Membros das forças especiais da Austrália «executaram ilegalmente» pelo menos 39 pessoas no Afeganistão, entre 2005 e 2016, revelou esta quinta-feira o chefe das Forças Armadas australianas.
Angus Campbell admitiu os factos ao apresentar os resultados de uma investigação realizada pelo inspector-geral das Forças Armadas, Paul Brereton, sobre má conduta militar no Afeganistão, afirmando que existiam «provas credíveis» de que as forças especiais australianas tinham morto «ilegalmente» pelo menos 39 civis e prisioneiros afegãos em mais de uma década.
Numa conferência de imprensa que teve lugar esta quinta-feira em Canberra, Campbell afirmou que uma cultura de impunidade «destrutiva» entre as tropas de elite conduziu a uma cadeia de assassinatos e encobrimentos, perpetrados por 25 membros das forças especiais australianas em 23 incidentes separados.
De acordo com as conclusões do extenso relatório hoje apresentado – 465 páginas –, nenhum dos assassinatos, na sua maioria de prisioneiros, teve lugar durante combates, pelo que podem constituir um crime de guerra.
Além disso, a investigação descobriu que, em várias ocasiões, alguns soldados, novos na patrulha, foram coagidos a disparar contra um prisioneiro para alcançarem «a sua primeira morte», uma prática de iniciação conhecida como «sangramento».
Também foram encontradas provas de que, consumado o assassinato, as tropas especiais australianas por ele responsáveis encenavam um local de combate, colocando armas, rádios, granadas não registadas junto aos cadáveres, para dar a impressão de que representavam uma ameaça militar ou eram um alvo legítimo.
O texto documenta ainda a competição entre algumas patrulhas para terem um registo superior de «soldados inimigos» abatidos em combate.
O relatório, no entanto, exonera a chefia do Exército da responsabilidade pelos assassinatos, uma vez que Brereton não encontrou «provas» de que militares de alta patente tivessem conhecimento dos «homicídios ilegais», refere a RT.
Campbell afirmou que a morte ilegal de civis e prisioneiros jamais seria aceitável e pediu desculpas ao povo do Afeganistão pela «tragédia». Também pediu perdão ao povo da Austrália.
Scott Morrison, primeiro-ministro australiano, telefou esta quarta-feira a Ashraf Ghani, presidente afegão, para expressar o seu «mais profundo pesar», depois de o governo australiano ter passado anos a tentar silenciar vozes de alerta e relatórios sobre má conduta do pessoal militar do país.
O assassinato brutal de civis – alguns deles crianças – no Afeganistão ganhou notoriedade em 2017, quando o ABC publicou os chamados «The Afghan Files» [Os ficheiros afegãos], que trouxeram a público os crimes de guerra cometidos pelas tropas australianas no país asiático.
A Áustralia teve um papel activo no Afeganistão desde que os EUA e mais alguns aliados invadiram o país, em 2001. Seguiu-se a ocupação e a devastação, e a guerra continua até hoje.

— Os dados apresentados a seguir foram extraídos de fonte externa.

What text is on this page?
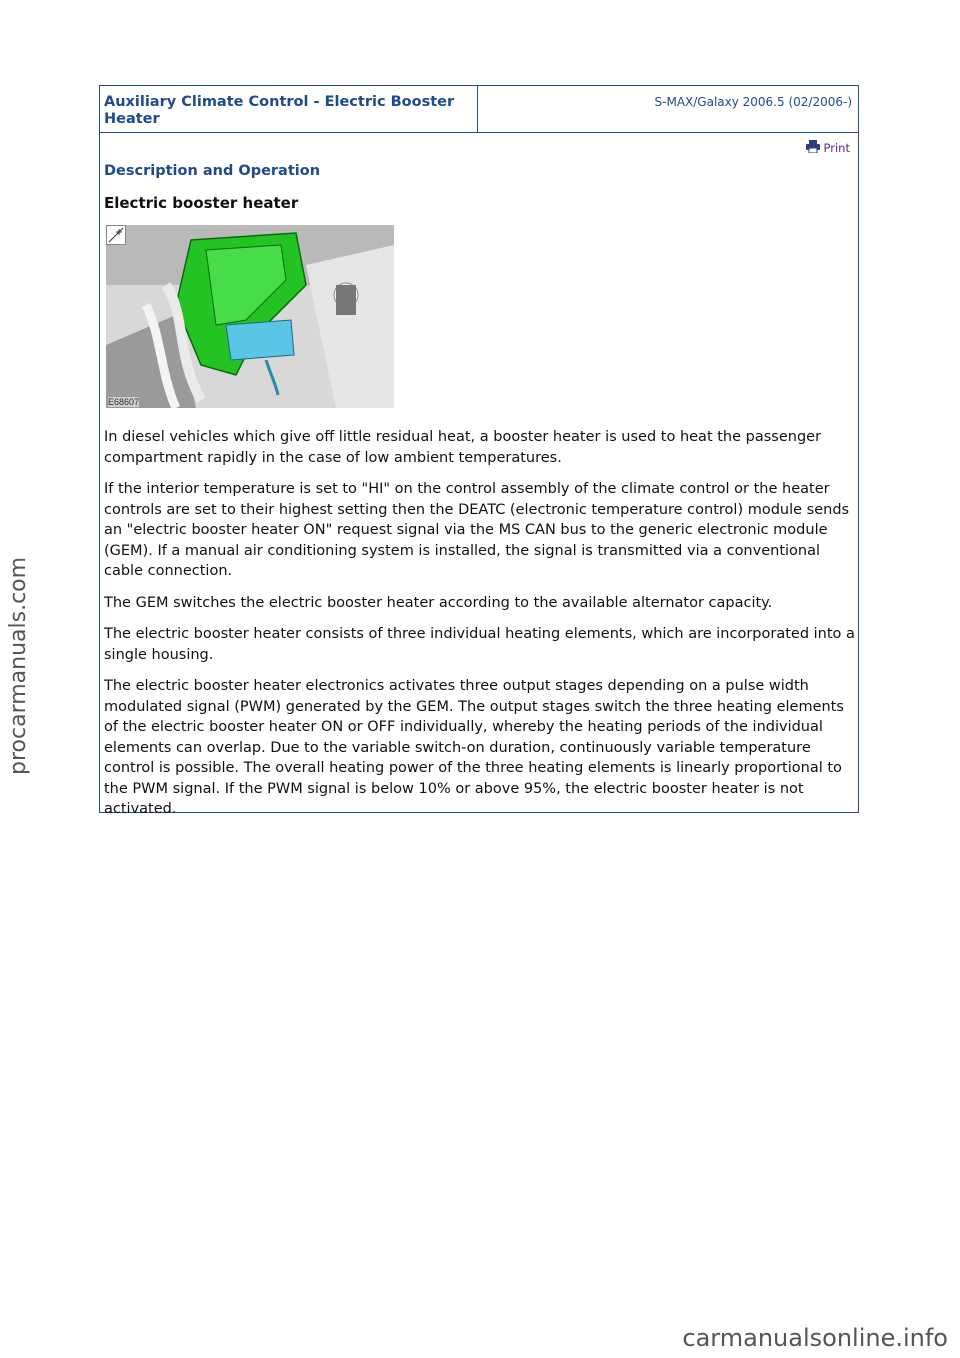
procarmanuals.com
Auxiliary Climate Control - Electric Booster Heater
S-MAX/Galaxy 2006.5 (02/2006-)
Print
Description and Operation
Electric booster heater
E68607

In diesel vehicles which give off little residual heat, a booster heater is used to heat the passenger compartment rapidly in the case of low ambient temperatures.

If the interior temperature is set to "HI" on the control assembly of the climate control or the heater controls are set to their highest setting then the DEATC (electronic temperature control) module sends an "electric booster heater ON" request signal via the MS CAN bus to the generic electronic module (GEM). If a manual air conditioning system is installed, the signal is transmitted via a conventional cable connection.

The GEM switches the electric booster heater according to the available alternator capacity.

The electric booster heater consists of three individual heating elements, which are incorporated into a single housing.

The electric booster heater electronics activates three output stages depending on a pulse width modulated signal (PWM) generated by the GEM. The output stages switch the three heating elements of the electric booster heater ON or OFF individually, whereby the heating periods of the individual elements can overlap. Due to the variable switch-on duration, continuously variable temperature control is possible. The overall heating power of the three heating elements is linearly proportional to the PWM signal. If the PWM signal is below 10% or above 95%, the electric booster heater is not activated.

carmanualsonline.info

Se o regime dos talibãs saiu do poder, a sua actividade militar prosseguiu e, num caos em que nunca se instalou a segurança, o Daesh ganhou terreno.
Desde que tropas norte-americanas entraram no Afeganistão para combater os seus antigos aliados na guerra contra a República Democrática e o bloco socialista, muitos milhares de afegãos perderam a vida. Muitas dezenas de milhares.